COMMISSIONER LA ROCCA

“Every New Yorker deserves a safe place to live, which is why we’re committed to rooting out dangerous firetraps wherever we find them and issuing strong enforcement actions against landlords who put their tenants lives at risk.”

In conjunction with National Fire Prevention Week, Commissioner La Rocca and Fire Commissioner Daniel A. Nigro on Monday began a week-long Living Safely community outreach to warn residents in the Lower East Side about the dangers of illegally-converted living spaces, such as basement apartments, cellar apartments and single room occupancy (SRO) units.

Representatives from both agencies are canvasing the Lower East Side and distributing thousands of flyers, reminding both tenants and property owners of the deadly consequences of illegal residential conversions.

In August 2019, city inspectors found that several condo owners on Henry Street had split their units into ihalf-floors,” leaving tenants living in cramped SRO units with ceiling heights as low as four and a half feet.

These units lacked proper egress, windows, ventilation and fire safety systems, and in an emergency, there would have been no way for these tenants to escape.

The Department vacated the dangerous living spaces and issued violations to the condo owners responsible for the illegal conditions. “Spotting and reporting an illegal conversion before moving in could end up saving your life – that’s why these community education campaigns with our partners at FDNY are so important,” said La Rocca.

“Illegal conversions pose life-threatening risks to both residents and our members who respond to fires in these buildings,” added Fire Commissioner.
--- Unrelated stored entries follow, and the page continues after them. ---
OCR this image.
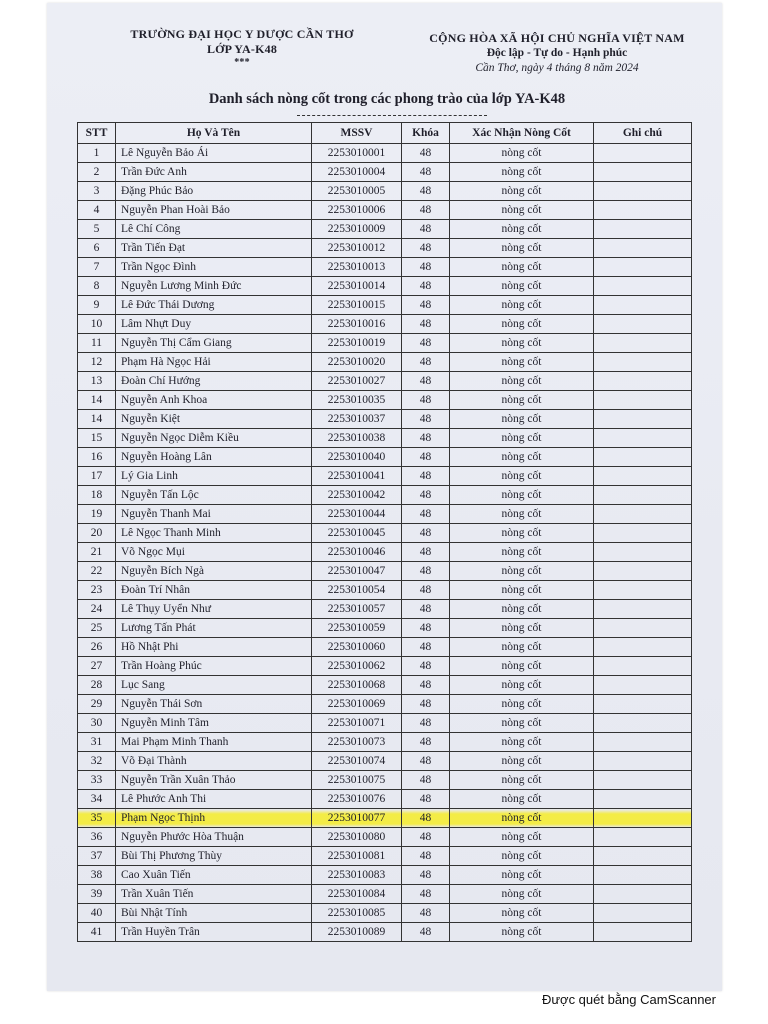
TRƯỜNG ĐẠI HỌC Y DƯỢC CẦN THƠ
LỚP YA-K48
***
CỘNG HÒA XÃ HỘI CHỦ NGHĨA VIỆT NAM
Độc lập - Tự do - Hạnh phúc
Cần Thơ, ngày 4 tháng 8 năm 2024
Danh sách nòng cốt trong các phong trào của lớp YA-K48
STT	Họ Và Tên	MSSV	Khóa	Xác Nhận Nòng Cốt	Ghi chú
1	Lê Nguyễn Bảo Ái	2253010001	48	nòng cốt	
2	Trần Đức Anh	2253010004	48	nòng cốt	
3	Đặng Phúc Bảo	2253010005	48	nòng cốt	
4	Nguyễn Phan Hoài Bảo	2253010006	48	nòng cốt	
5	Lê Chí Công	2253010009	48	nòng cốt	
6	Trần Tiến Đạt	2253010012	48	nòng cốt	
7	Trần Ngọc Đình	2253010013	48	nòng cốt	
8	Nguyễn Lương Minh Đức	2253010014	48	nòng cốt	
9	Lê Đức Thái Dương	2253010015	48	nòng cốt	
10	Lâm Nhựt Duy	2253010016	48	nòng cốt	
11	Nguyễn Thị Cẩm Giang	2253010019	48	nòng cốt	
12	Phạm Hà Ngọc Hải	2253010020	48	nòng cốt	
13	Đoàn Chí Hướng	2253010027	48	nòng cốt	
14	Nguyễn Anh Khoa	2253010035	48	nòng cốt	
14	Nguyễn Kiệt	2253010037	48	nòng cốt	
15	Nguyễn Ngọc Diễm Kiều	2253010038	48	nòng cốt	
16	Nguyễn Hoàng Lân	2253010040	48	nòng cốt	
17	Lý Gia Linh	2253010041	48	nòng cốt	
18	Nguyễn Tấn Lộc	2253010042	48	nòng cốt	
19	Nguyễn Thanh Mai	2253010044	48	nòng cốt	
20	Lê Ngọc Thanh Minh	2253010045	48	nòng cốt	
21	Võ Ngọc Mụi	2253010046	48	nòng cốt	
22	Nguyễn Bích Ngà	2253010047	48	nòng cốt	
23	Đoàn Trí Nhân	2253010054	48	nòng cốt	
24	Lê Thụy Uyển Như	2253010057	48	nòng cốt	
25	Lương Tấn Phát	2253010059	48	nòng cốt	
26	Hồ Nhật Phi	2253010060	48	nòng cốt	
27	Trần Hoàng Phúc	2253010062	48	nòng cốt	
28	Lục Sang	2253010068	48	nòng cốt	
29	Nguyễn Thái Sơn	2253010069	48	nòng cốt	
30	Nguyễn Minh Tâm	2253010071	48	nòng cốt	
31	Mai Phạm Minh Thanh	2253010073	48	nòng cốt	
32	Võ Đại Thành	2253010074	48	nòng cốt	
33	Nguyễn Trần Xuân Thảo	2253010075	48	nòng cốt	
34	Lê Phước Anh Thi	2253010076	48	nòng cốt	
35	Phạm Ngọc Thịnh	2253010077	48	nòng cốt	
36	Nguyễn Phước Hòa Thuận	2253010080	48	nòng cốt	
37	Bùi Thị Phương Thùy	2253010081	48	nòng cốt	
38	Cao Xuân Tiến	2253010083	48	nòng cốt	
39	Trần Xuân Tiến	2253010084	48	nòng cốt	
40	Bùi Nhật Tính	2253010085	48	nòng cốt	
41	Trần Huyền Trân	2253010089	48	nòng cốt	
Được quét bằng CamScanner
Nigro.

“Through this critical outreach, FDNY and the Department of Buildings are educating New Yorkers about the grave dangers these conversions create and how critical a working smoke alarm and safe, legal egress are to surviving a fire.”

Illegal conversions are living spaces that have been altered to allow additional occupancy without DOB approval and have potentially unsafe conditions.

These units often lack necessary exits in the event of an emergency, proper windows, inadequate ventilation, and may have illegal and unsafe gas, electrical, and plumbing systems.

These illegal spaces not only put residents in danger, but neighbors and first responders as well.

DOB’s Community Engagement Unit and FDNY’s Fire Safety Education Unit will distribute flyers with information on how to spot illegal conversions, as well as fire safety palm cards, in multiple languages at major transportation hubs and public parks around the Lower East Side.

DOB and FDNY have conducted similar Living Safely awareness campaigns in neighborhoods across the city for years. The Living Safely awareness campaign was first launched after three men lost their lives in a fire in an illegal cellar apartment in Woodside, Queens, on November 7, 2009.

As a part of this long-running community outreach effort, city inspectors and community liaisons have handed out flyers in neighborhoods in all five boroughs where the most illegal-conversion complaints are made by the public.